Вот почему так: всего лишь поцелуй, а мне уже хотелось отбросить все «нет» и просить его остаться, прижиматься к его телу, чувствуя под руками только гладкость его кожи и упругость мышц, а не тонкий хлопок рубашки? Демид прочувствовал моё просыпающееся желание, распознал его в лёгкой дрожи моего тела, в настойчивости языка, в жадности губ. Я знала, что моя отзывчивость, плохо поддающаяся контролю пылкость, нравятся ему, он сам сказал, что ему просто сносит голову от того, как я легко завожусь. Кому-то всё-таки пришлось оставаться в этой ситуации разумным, и сегодня это я:
— Дём, на работу опоздаешь, — говорила, а сама, по инерции, всё ещё продолжала оглаживать его спину.
— Рядом с тобой — наверняка. — Он прижался лбом к моему лбу, на несколько секунд закрыл глаза, видимо, стараясь успокоиться, и вдруг запел: — …Когда ты робко меня целуешь, малыш, ты меня волнуешь, но не могу, не могу, извини не могу[1]…
Я прыснул от смеха, потому что петь — это явно не его (ну, хоть один изъян у идеального мужчины нашла), и, пользуясь моментом, вывернулась из объятий, подвинула к Демиду изрядно остывшую чашку с чаем и бутерброды с остатками мясного ассорти:
— Извини за скудный завтрак, но какой есть.

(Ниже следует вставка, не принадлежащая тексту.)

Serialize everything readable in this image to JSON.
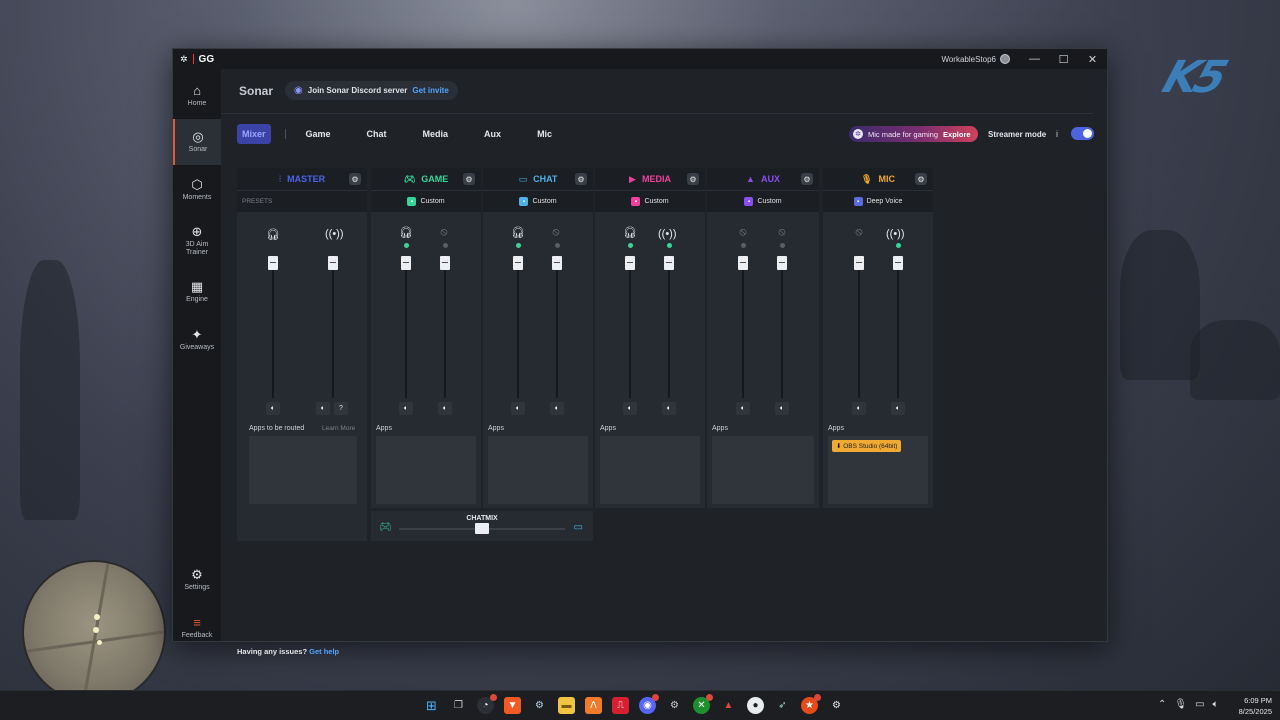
{
  "window": {
    "brand": "GG",
    "username": "WorkableStop6",
    "minimize": "—",
    "maximize": "☐",
    "close": "✕"
  },
  "sidebar": {
    "items": [
      {
        "label": "Home",
        "icon": "home-icon",
        "glyph": "⌂"
      },
      {
        "label": "Sonar",
        "icon": "sonar-icon",
        "glyph": "◎"
      },
      {
        "label": "Moments",
        "icon": "moments-icon",
        "glyph": "⬡"
      },
      {
        "label": "3D Aim Trainer",
        "icon": "aim-trainer-icon",
        "glyph": "⊕"
      },
      {
        "label": "Engine",
        "icon": "engine-icon",
        "glyph": "▦"
      },
      {
        "label": "Giveaways",
        "icon": "giveaways-icon",
        "glyph": "✦"
      },
      {
        "label": "Settings",
        "icon": "gear-icon",
        "glyph": "⚙"
      },
      {
        "label": "Feedback",
        "icon": "feedback-icon",
        "glyph": "≡"
      }
    ]
  },
  "header": {
    "title": "Sonar",
    "discord_text": "Join Sonar Discord server",
    "discord_link": "Get invite"
  },
  "tabs": [
    "Mixer",
    "Game",
    "Chat",
    "Media",
    "Aux",
    "Mic"
  ],
  "promo": {
    "text": "Mic made for gaming",
    "link": "Explore"
  },
  "streamer_mode": {
    "label": "Streamer mode",
    "info": "i",
    "enabled": true
  },
  "channels": [
    {
      "name": "MASTER",
      "color": "#4a63e8",
      "preset": "PRESETS",
      "apps_label": "Apps to be routed",
      "learn_more": "Learn More"
    },
    {
      "name": "GAME",
      "color": "#36d69a",
      "preset": "Custom",
      "apps_label": "Apps"
    },
    {
      "name": "CHAT",
      "color": "#4db2ea",
      "preset": "Custom",
      "apps_label": "Apps"
    },
    {
      "name": "MEDIA",
      "color": "#f0409e",
      "preset": "Custom",
      "apps_label": "Apps"
    },
    {
      "name": "AUX",
      "color": "#8a4ef0",
      "preset": "Custom",
      "apps_label": "Apps"
    },
    {
      "name": "MIC",
      "color": "#f0a932",
      "preset": "Deep Voice",
      "apps_label": "Apps",
      "app": "⬇ OBS Studio (64bit)"
    }
  ],
  "chatmix": {
    "label": "CHATMIX"
  },
  "footer": {
    "help_text": "Having any issues?",
    "help_link": "Get help"
  },
  "taskbar": {
    "time": "6:09 PM",
    "date": "8/25/2025"
  }
}
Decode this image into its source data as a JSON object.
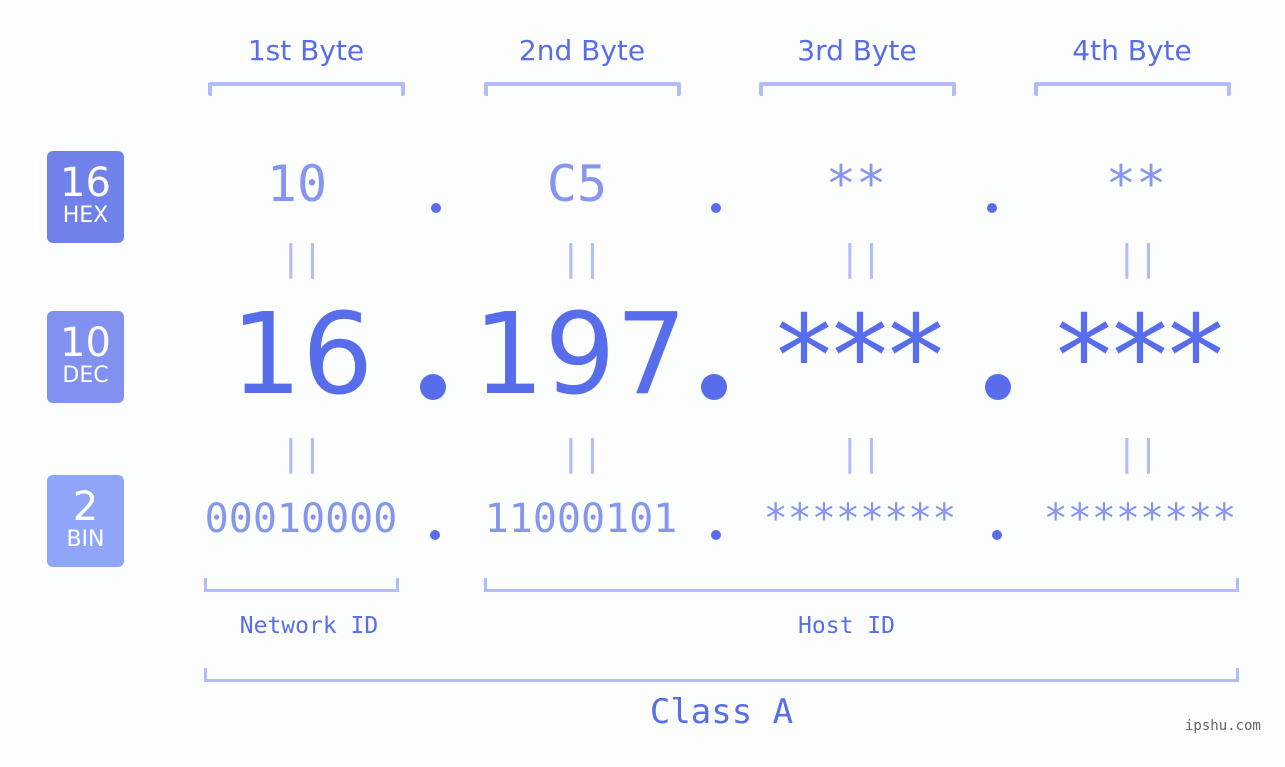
{
  "byte_headers": [
    "1st Byte",
    "2nd Byte",
    "3rd Byte",
    "4th Byte"
  ],
  "badges": {
    "hex": {
      "number": "16",
      "label": "HEX",
      "color": "#7081ea"
    },
    "dec": {
      "number": "10",
      "label": "DEC",
      "color": "#8291f0"
    },
    "bin": {
      "number": "2",
      "label": "BIN",
      "color": "#8fa5f9"
    }
  },
  "hex": [
    "10",
    "C5",
    "**",
    "**"
  ],
  "dec": [
    "16",
    "197",
    "***",
    "***"
  ],
  "bin": [
    "00010000",
    "11000101",
    "********",
    "********"
  ],
  "equals_sign": "||",
  "network_id_label": "Network ID",
  "host_id_label": "Host ID",
  "class_label": "Class A",
  "watermark": "ipshu.com",
  "colors": {
    "accent": "#586deb",
    "light_accent": "#8696ee",
    "bracket": "#b3bcf7",
    "background": "#fcfdfd"
  }
}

Он ушёл, а я не могла заставить себя закрыть входную дверь, пока он сам, а потом его макушка виднелась в пролётах лестничных клеток подъезда. Говоря о том, что улягусь спать, как только выпровожу Демида на работу, душой не кривила. Перемыла посуду после завтрака, додумалась переволочь матрас в другую, самую тёмную, спальню напротив кухни (и почему мы сразу тут не расположились?). Утренняя прохлада здесь была настолько ощутимой, или просто без горячего тела Демида под боком мне стало зябко, что мне пришлось с головой укутаться в пододеяльник. Я, конечно, повздыхала от несправедливости и чувства вины, что я здесь такая спать собралась, а мой бедный Дёма вкалывать по такой жаре как минимум восемь часов будет, но на моё желание заснуть это никак не повлияло.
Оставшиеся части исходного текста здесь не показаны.